A protocol to adopt the mixture model by Zhu et al. for the analysis of population stratification on the data with missing allele calls
Lab/Group: The Study Group of Millennium Genome Project for Cancer
Related Journal & Article Information
Journal: Nature Genetics
Article Title: Genetic variation in PSCA is associated with susceptibility to diffuse-type gastric cancer
Introduction
There are two kinds of applications of principal component analysis (PCA) to analyze population substructures of genetic polymorphism data. One application is for an individual covariance matrix, and the other application is for a marker covariance matrix. The former method is already implemented in EIGENSTRAT [1]; the latter method, however, is not common because it cannot be applied, if data include missing typing data (allele call). Here, we describe some modification of a Mixture Model [2] (MM), so that it can handle data with missing allele calls (we call it a compensated mixture model (CMM) protocol). MM applies PCA to a marker covariance matrix before applying the normal-distribution mixture model.
Materials
Reagents
Equipment
1. Genotype data file on markers (e.g. SNPs in our GWAS on gastric cancer), which were selected so that the marker loci would be independent each other (an example of such selection criteria is given below for the analysis shown in Table 1 and Figure 1).
2. CMM program module (please contact us if you want to use our in-house software which is written by C++)
Procedure
The calculation procedures for CMM are as follows:
1. Calculate allele frequencies for each locus.
2. Sample genotype randomly based on the allele frequencies at the missing-data loci for each of the subjects showing missing allele calls of the loci.
3. Calculate M times M marker covariance matrix (M is the number of marker loci).
4. Calculate eigenvectors up to the 3rd or 4th largest eigenvalues of the covariance matrix.
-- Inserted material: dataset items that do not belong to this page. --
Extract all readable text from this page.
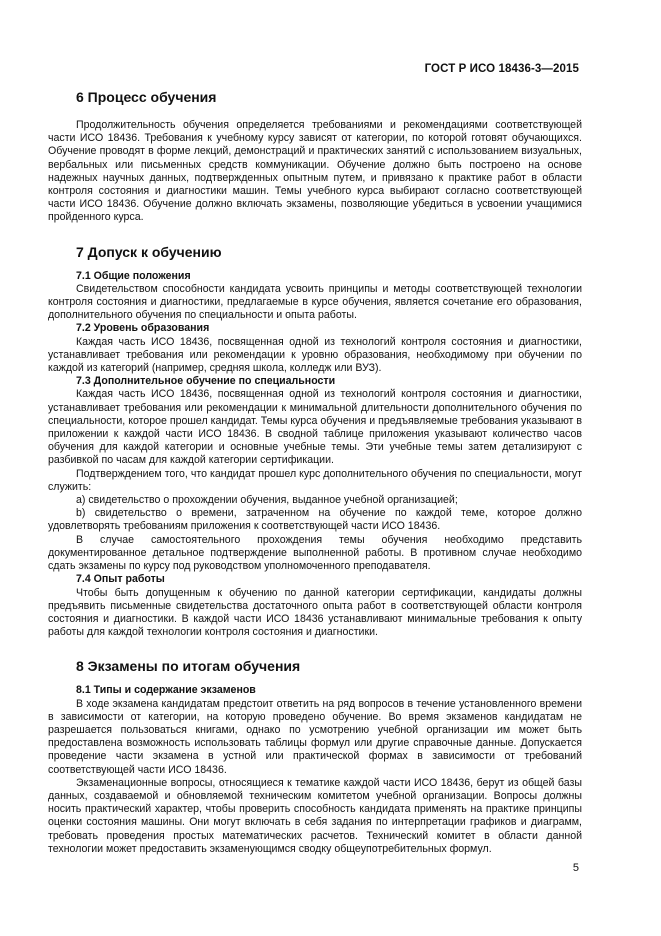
ГОСТ Р ИСО 18436-3—2015
6 Процесс обучения

Продолжительность обучения определяется требованиями и рекомендациями соответствующей части ИСО 18436. Требования к учебному курсу зависят от категории, по которой готовят обучающихся. Обучение проводят в форме лекций, демонстраций и практических занятий с использованием визуальных, вербальных или письменных средств коммуникации. Обучение должно быть построено на основе надежных научных данных, подтвержденных опытным путем, и привязано к практике работ в области контроля состояния и диагностики машин. Темы учебного курса выбирают согласно соответствующей части ИСО 18436. Обучение должно включать экзамены, позволяющие убедиться в усвоении учащимися пройденного курса.

7 Допуск к обучению
7.1 Общие положения

Свидетельством способности кандидата усвоить принципы и методы соответствующей технологии контроля состояния и диагностики, предлагаемые в курсе обучения, является сочетание его образования, дополнительного обучения по специальности и опыта работы.

7.2 Уровень образования

Каждая часть ИСО 18436, посвященная одной из технологий контроля состояния и диагностики, устанавливает требования или рекомендации к уровню образования, необходимому при обучении по каждой из категорий (например, средняя школа, колледж или ВУЗ).

7.3 Дополнительное обучение по специальности

Каждая часть ИСО 18436, посвященная одной из технологий контроля состояния и диагностики, устанавливает требования или рекомендации к минимальной длительности дополнительного обучения по специальности, которое прошел кандидат. Темы курса обучения и предъявляемые требования указывают в приложении к каждой части ИСО 18436. В сводной таблице приложения указывают количество часов обучения для каждой категории и основные учебные темы. Эти учебные темы затем детализируют с разбивкой по часам для каждой категории сертификации.

Подтверждением того, что кандидат прошел курс дополнительного обучения по специальности, могут служить:

а) свидетельство о прохождении обучения, выданное учебной организацией;

b) свидетельство о времени, затраченном на обучение по каждой теме, которое должно удовлетворять требованиям приложения к соответствующей части ИСО 18436.

В случае самостоятельного прохождения темы обучения необходимо представить документированное детальное подтверждение выполненной работы. В противном случае необходимо сдать экзамены по курсу под руководством уполномоченного преподавателя.

7.4 Опыт работы

Чтобы быть допущенным к обучению по данной категории сертификации, кандидаты должны предъявить письменные свидетельства достаточного опыта работ в соответствующей области контроля состояния и диагностики. В каждой части ИСО 18436 устанавливают минимальные требования к опыту работы для каждой технологии контроля состояния и диагностики.

8 Экзамены по итогам обучения
8.1 Типы и содержание экзаменов

В ходе экзамена кандидатам предстоит ответить на ряд вопросов в течение установленного времени в зависимости от категории, на которую проведено обучение. Во время экзаменов кандидатам не разрешается пользоваться книгами, однако по усмотрению учебной организации им может быть предоставлена возможность использовать таблицы формул или другие справочные данные. Допускается проведение части экзамена в устной или практической формах в зависимости от требований соответствующей части ИСО 18436.

Экзаменационные вопросы, относящиеся к тематике каждой части ИСО 18436, берут из общей базы данных, создаваемой и обновляемой техническим комитетом учебной организации. Вопросы должны носить практический характер, чтобы проверить способность кандидата применять на практике принципы оценки состояния машины. Они могут включать в себя задания по интерпретации графиков и диаграмм, требовать проведения простых математических расчетов. Технический комитет в области данной технологии может предоставить экзаменующимся сводку общеупотребительных формул.

5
5. Calculate Bayesian information criterions (BICs) of the principle components, assuming K normal-distributions mixture models (K corresponds to the number of subpopulations).
6. Count the inferred subpopulation number K based on minimum BIC.
7. Iterate the above steps from 2 to 6 (we iterated this procedure 200 times in our paper).
The result on the 5,197 SNP typing data on the Chinese and Japanese population of the HapMap project (SNPs were selected by the following criteria: physical distances among the SNPs are more than 500kbp, minor allele frequency more than 3%, and missing genotype call rate less than 5%) are shown in Table 1 and Figure 1.
Troubleshooting
Critical Steps
Anticipated Results
References
[1] Price, A.L., Patterson, N.J., Plenge, R.M., Weinblatt, M.E., Shadick, N.A. & Reich, D. Principal components analysis corrects for stratification in genome-wide association studies, Nature Genetics 38, 904 - 909 (2006).
[2] Zhu, X., Zhang, S., Zhao, H. & Cooper, R.S. Association mapping, using a mixture model for complex traits. Genet. Epidemiol. 23, 181-196 (2002).
Acknowledgements
This work was supported in Japan by the program for promotion of Fundamental Studies in Health Sciences of the National Institute of Biomedical Innovation (NiBio).
Keywords
Population stratification, genome wide association study, principal component analysis, expectation-maximization algorithm
Table 1
The number of counts of the inferred subpopulation number based on Bayesian information criterion for the HapMap Chinese and Japanese data on the 5,197 SNPs.
Figure 1
Bayesian information criterion values of the 5,197 SNPs of the HapMap Chinese and Japanese data. A result of 200 iterations of CMM is shown.